At Duke, both students and administrators have seen the law manifest in the form of increased financial aid. Sue Wasiolek, assistant vice president for student affairs and dean of students, emphasized the historical effectiveness of the law at allowing students to attend universities, especially ones similar to Duke.
"It has accomplished a great deal and it has certainly improved the opportunities for students," Wasiolek said.
She also noted ways in which the law can be strengthened to increase accessibility and affordability. Pell grants, a provision of the 1965 law, should be at least preserved in their current state, if not expanded upon. In 2011, the “year-round” Pell grant was eliminated, removing funding for students’ programs during the summer. Wasiolek hopes that the current reauthorization process will see the return of the year-round grant.
“For students who study during the summer and do special opportunities, funding has not necessarily been available to them,” she said.
Additionally, she cited the Federal Perkins Loan Program as a “tremendous asset.” The program provides low-interest loans to students in need of funding for postsecondary education. President Barack Obama proposed earlier this year to expand the program from $1 billion to $8.5 billion, to be distributed according to a funding formula.
Another beneficial provision of the law is Title VI, said Christopher Simmons, assistant vice president for federal relations. Title VI provides funding and guidelines for linguistics and foreign studies.
"We have a number of centers at Duke that study and contribute to those areas," he said.
The reauthorization comes at a time when student loans have become harder to bear due to rising interest rates. Wasiolek also spoke about the changing landscape of student loan interest rates since she came to Duke 40 years ago, a subject that the Higher Education Act also addresses.
“One of the things that was so comforting 40 years ago, significantly and generally speaking, was adequate loan money,” she said. “It was always at a very low interest rate. There was a comfort one felt in borrowing money because of the interest rates.”
Now, she said, there is a higher fear of carrying a large debt made worse by the heightened interest rates, discouraging people from borrowing money and pursuing higher education.
Simmons pointed to a decreasing number of federal subsidies, particularly for graduate students, over the past three years.

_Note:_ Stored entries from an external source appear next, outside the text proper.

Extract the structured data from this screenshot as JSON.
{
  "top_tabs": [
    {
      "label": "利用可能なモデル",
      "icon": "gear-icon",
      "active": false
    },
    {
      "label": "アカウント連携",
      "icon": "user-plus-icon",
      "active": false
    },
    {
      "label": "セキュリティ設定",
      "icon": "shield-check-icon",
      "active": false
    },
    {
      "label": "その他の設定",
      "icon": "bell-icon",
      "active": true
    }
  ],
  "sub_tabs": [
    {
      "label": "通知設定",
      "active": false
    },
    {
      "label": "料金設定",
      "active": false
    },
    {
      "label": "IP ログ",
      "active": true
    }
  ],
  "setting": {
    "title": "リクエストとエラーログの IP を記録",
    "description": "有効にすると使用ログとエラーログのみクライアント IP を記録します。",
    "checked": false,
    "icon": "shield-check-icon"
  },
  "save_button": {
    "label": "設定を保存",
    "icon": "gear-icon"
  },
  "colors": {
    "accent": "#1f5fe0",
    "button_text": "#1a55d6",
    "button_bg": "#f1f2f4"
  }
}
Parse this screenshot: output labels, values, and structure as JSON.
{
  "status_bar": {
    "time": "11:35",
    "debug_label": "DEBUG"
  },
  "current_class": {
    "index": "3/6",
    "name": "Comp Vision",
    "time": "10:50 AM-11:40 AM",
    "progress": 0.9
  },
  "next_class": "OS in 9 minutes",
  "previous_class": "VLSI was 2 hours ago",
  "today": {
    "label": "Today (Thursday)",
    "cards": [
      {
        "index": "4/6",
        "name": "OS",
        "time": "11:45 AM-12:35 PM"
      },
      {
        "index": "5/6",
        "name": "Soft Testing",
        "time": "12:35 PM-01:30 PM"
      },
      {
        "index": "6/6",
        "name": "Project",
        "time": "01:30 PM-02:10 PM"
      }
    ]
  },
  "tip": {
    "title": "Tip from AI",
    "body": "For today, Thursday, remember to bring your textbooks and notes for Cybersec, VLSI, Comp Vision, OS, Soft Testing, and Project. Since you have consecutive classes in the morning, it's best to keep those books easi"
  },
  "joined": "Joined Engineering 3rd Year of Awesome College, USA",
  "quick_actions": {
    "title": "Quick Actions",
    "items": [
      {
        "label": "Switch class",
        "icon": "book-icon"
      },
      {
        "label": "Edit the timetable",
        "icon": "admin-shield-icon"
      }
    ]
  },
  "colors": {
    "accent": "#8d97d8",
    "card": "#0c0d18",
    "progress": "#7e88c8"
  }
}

Wasiolek said that rising interest rates can be primarily attributed to members of Congress using student loan rates as a political asset when negotiating.
“Many of them are justified as having a practical basis, but I think it’s more of a political foundation than anything else,” she said.
Simmons echoed this sentiment, explicitly stating that the interest rates on student loans have increased because of politics. Loan interest rates, he said, are at the mercy of Congress’s decision-making.
“Congress can set that rate for student loans at 1 percent or 10 perecent but they have to do what they think is financially feasible for the government,” he said. “They have the complete power.”
The Senate Education subcommittee on Health, Education, Labor and Pensions has been holding hearings starting this past September on the reauthorization, addressing “a host of higher education topics,” most recently including representatives from the American Council on Education, the State University of New York at Albany and the State Higher Educaiton Officers Association, according to transcripts of the hearings.
The reauthorization process will likely take multiple years, Simmons said, despite the fact that it expires at the end of the year. Historically, the law’s reauthorizing has occurred over the course of multiple years.
“It’s not going to happen anytime soon,” he said.